The W&AJR changed its name to the Warrington and Stockport Railway on 4 August 1853, before the line was completed and that company was absorbed into the London and North Western Railway (LNWR) on 15 July 1867.

The LNWR was amalgamated into the London Midland and Scottish Railway (LMS) on 1 January 1923. The LMS continued to operate the passenger train service through Dunham Massey but, by July 1946, only eight trains per day in each direction stopped at the station. LMS was nationalised on 1 January 1948 and operations on the line were vested in British Railways' London Midland Region (LMR). In January 1956, the service to Dunham Massey was eight trains in each direction, with the fare for the eleven miles single journey to Manchester being 1s 7d (8p).

Passenger services along the line were withdrawn and the station was closed by British Railways on 10 September 1962. Freight trains continued to use the line until 7 July 1985, when the need for extensive repairs to the Latchford Viaduct caused the line to be closed.

The last Station Master before the station was decommissioned in 1962 was Warrington born, Frank Bonnell. Who along with his wife, Evelyn, bought the property and lived there until their deaths in 1980 and 2009, respectively. They had 3 children, Patricia, Maureen and Jennifer.
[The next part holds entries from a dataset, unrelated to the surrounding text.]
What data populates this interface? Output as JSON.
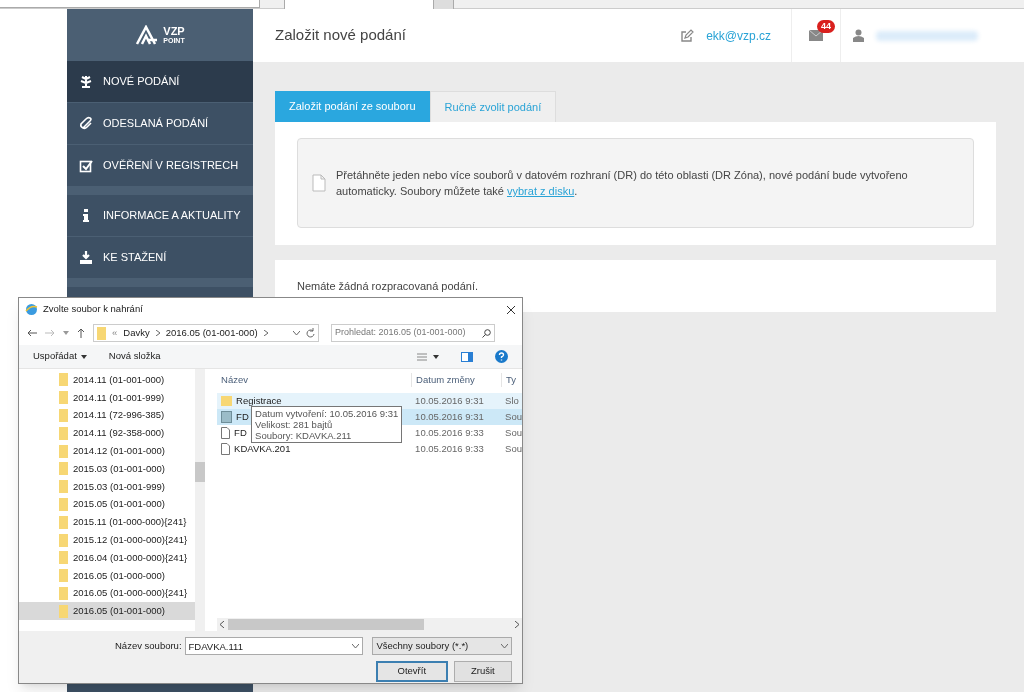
{
  "sidebar": {
    "logo": {
      "line1": "VZP",
      "line2": "POINT"
    },
    "groups": [
      {
        "items": [
          {
            "label": "NOVÉ PODÁNÍ",
            "kind": "leaf",
            "selected": true
          },
          {
            "label": "ODESLANÁ PODÁNÍ",
            "kind": "clip",
            "selected": false
          },
          {
            "label": "OVĚŘENÍ V REGISTRECH",
            "kind": "check",
            "selected": false
          }
        ]
      },
      {
        "items": [
          {
            "label": "INFORMACE A AKTUALITY",
            "kind": "info",
            "selected": false
          },
          {
            "label": "KE STAŽENÍ",
            "kind": "download",
            "selected": false
          }
        ]
      }
    ]
  },
  "header": {
    "title": "Založit nové podání",
    "email": "ekk@vzp.cz",
    "messages_badge": "44"
  },
  "tabs": [
    {
      "label": "Založit podání ze souboru",
      "selected": true
    },
    {
      "label": "Ručně zvolit podání",
      "selected": false
    }
  ],
  "dropzone": {
    "text": "Přetáhněte jeden nebo více souborů v datovém rozhraní (DR) do této oblasti (DR Zóna), nové podání bude vytvořeno automaticky. Soubory můžete také ",
    "link": "vybrat z disku",
    "after": "."
  },
  "drafts_message": "Nemáte žádná rozpracovaná podání.",
  "dialog": {
    "title": "Zvolte soubor k nahrání",
    "path_prefix": "«",
    "path": [
      "Davky",
      "2016.05 (01-001-000)"
    ],
    "search_placeholder": "Prohledat: 2016.05 (01-001-000)",
    "organize": "Uspořádat",
    "new_folder": "Nová složka",
    "tree": [
      {
        "label": "2014.11 (01-001-000)",
        "selected": false
      },
      {
        "label": "2014.11 (01-001-999)",
        "selected": false
      },
      {
        "label": "2014.11 (72-996-385)",
        "selected": false
      },
      {
        "label": "2014.11 (92-358-000)",
        "selected": false
      },
      {
        "label": "2014.12 (01-001-000)",
        "selected": false
      },
      {
        "label": "2015.03 (01-001-000)",
        "selected": false
      },
      {
        "label": "2015.03 (01-001-999)",
        "selected": false
      },
      {
        "label": "2015.05 (01-001-000)",
        "selected": false
      },
      {
        "label": "2015.11 (01-000-000){241}",
        "selected": false
      },
      {
        "label": "2015.12 (01-000-000){241}",
        "selected": false
      },
      {
        "label": "2016.04 (01-000-000){241}",
        "selected": false
      },
      {
        "label": "2016.05 (01-000-000)",
        "selected": false
      },
      {
        "label": "2016.05 (01-000-000){241}",
        "selected": false
      },
      {
        "label": "2016.05 (01-001-000)",
        "selected": true
      }
    ],
    "columns": [
      "Název",
      "Datum změny",
      "Ty"
    ],
    "files": [
      {
        "name": "Registrace",
        "date": "10.05.2016 9:31",
        "type": "Slo",
        "kind": "folder",
        "selected": true
      },
      {
        "name": "FD",
        "date": "10.05.2016 9:31",
        "type": "Sou",
        "kind": "doc",
        "selected": true
      },
      {
        "name": "FD",
        "date": "10.05.2016 9:33",
        "type": "Sou",
        "kind": "file",
        "selected": false
      },
      {
        "name": "KDAVKA.201",
        "date": "10.05.2016 9:33",
        "type": "Sou",
        "kind": "file",
        "selected": false
      }
    ],
    "tooltip": [
      "Datum vytvoření: 10.05.2016 9:31",
      "Velikost: 281 bajtů",
      "Soubory: KDAVKA.211"
    ],
    "filename_label": "Název souboru:",
    "filename": "FDAVKA.111",
    "filetype": "Všechny soubory (*.*)",
    "open_button": "Otevřít",
    "cancel_button": "Zrušit"
  }
}
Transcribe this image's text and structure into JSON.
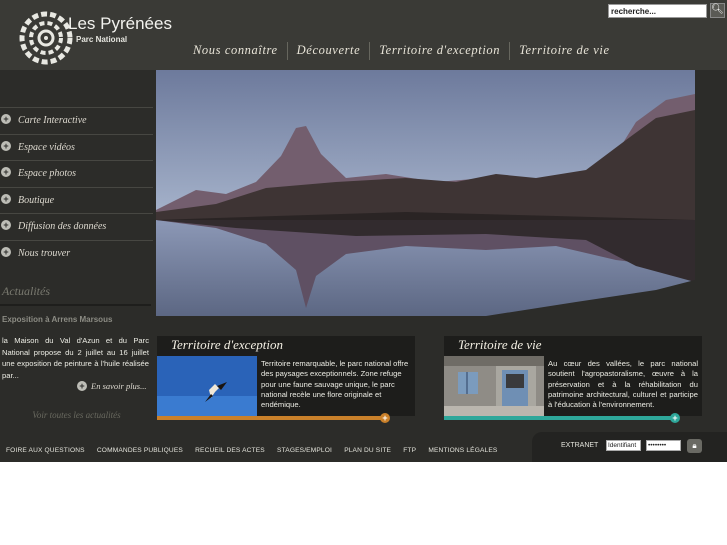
{
  "header": {
    "logo_title": "Les Pyrénées",
    "logo_subtitle": "Parc National",
    "search": {
      "value": "recherche...",
      "button_icon": "search-icon"
    }
  },
  "topnav": [
    {
      "label": "Nous connaître"
    },
    {
      "label": "Découverte"
    },
    {
      "label": "Territoire d'exception"
    },
    {
      "label": "Territoire de vie"
    }
  ],
  "sidebar": {
    "items": [
      {
        "label": "Carte Interactive"
      },
      {
        "label": "Espace vidéos"
      },
      {
        "label": "Espace photos"
      },
      {
        "label": "Boutique"
      },
      {
        "label": "Diffusion des données"
      },
      {
        "label": "Nous trouver"
      }
    ]
  },
  "news": {
    "heading": "Actualités",
    "title": "Exposition à Arrens Marsous",
    "text": "la Maison du Val d'Azun et du Parc National propose du 2 juillet au 16 juillet une exposition de peinture à l'huile réalisée par...",
    "more_label": "En savoir plus...",
    "all_label": "Voir toutes les actualités"
  },
  "panels": {
    "exception": {
      "title": "Territoire d'exception",
      "text": "Territoire remarquable, le parc national offre des paysages exceptionnels. Zone refuge pour une faune sauvage unique, le parc national recèle une flore originale et endémique."
    },
    "vie": {
      "title": "Territoire de vie",
      "text": "Au cœur des vallées, le parc national soutient l'agropastoralisme, œuvre à la préservation et à la réhabilitation du patrimoine architectural, culturel et participe à l'éducation à l'environnement."
    }
  },
  "footer": {
    "links": [
      {
        "label": "FOIRE AUX QUESTIONS"
      },
      {
        "label": "COMMANDES PUBLIQUES"
      },
      {
        "label": "RECUEIL DES ACTES"
      },
      {
        "label": "STAGES/EMPLOI"
      },
      {
        "label": "PLAN DU SITE"
      },
      {
        "label": "FTP"
      },
      {
        "label": "MENTIONS LÉGALES"
      }
    ],
    "extranet": {
      "label": "EXTRANET",
      "login_value": "Identifiant",
      "password_value": "••••••••"
    }
  },
  "colors": {
    "background": "#2c2c29",
    "accent_exception": "#c9802a",
    "accent_vie": "#2ea79a"
  }
}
Pictures of Evelyn can be found on some of the information boards, on the trail.

After purchasing the station, an extension at the rear of the property was built and it became a 3 bedroomed family home that remained in the family until 2024.

Frank & Evelyn were both cremated at Dunham Massey Crematorium and are their plots can be found at Dunham Massey Cemetery.

==Services==
The main LNWR train service through Dunham Massey station was from Liverpool Lime Street via Warrington Arpley to Broadheath, where trains joined the Manchester South Junction and Altrincham Railway and continued via Sale to Manchester London Road. In July 1922, the LNWR operated fifteen passenger trains in each direction on weekdays, with eleven of these serving the full length of the line between Liverpool and Manchester.

| Preceding station | Disused railways |  |  | Following station |
|---|---|---|---|---|
| Heatley & Warburton |  | LNWR Warrington & Stockport Railway |  | Broadheath |

==The site today==
The station building survives in use as a domestic dwelling and the trackbed forms part of the Trans Pennine Trail.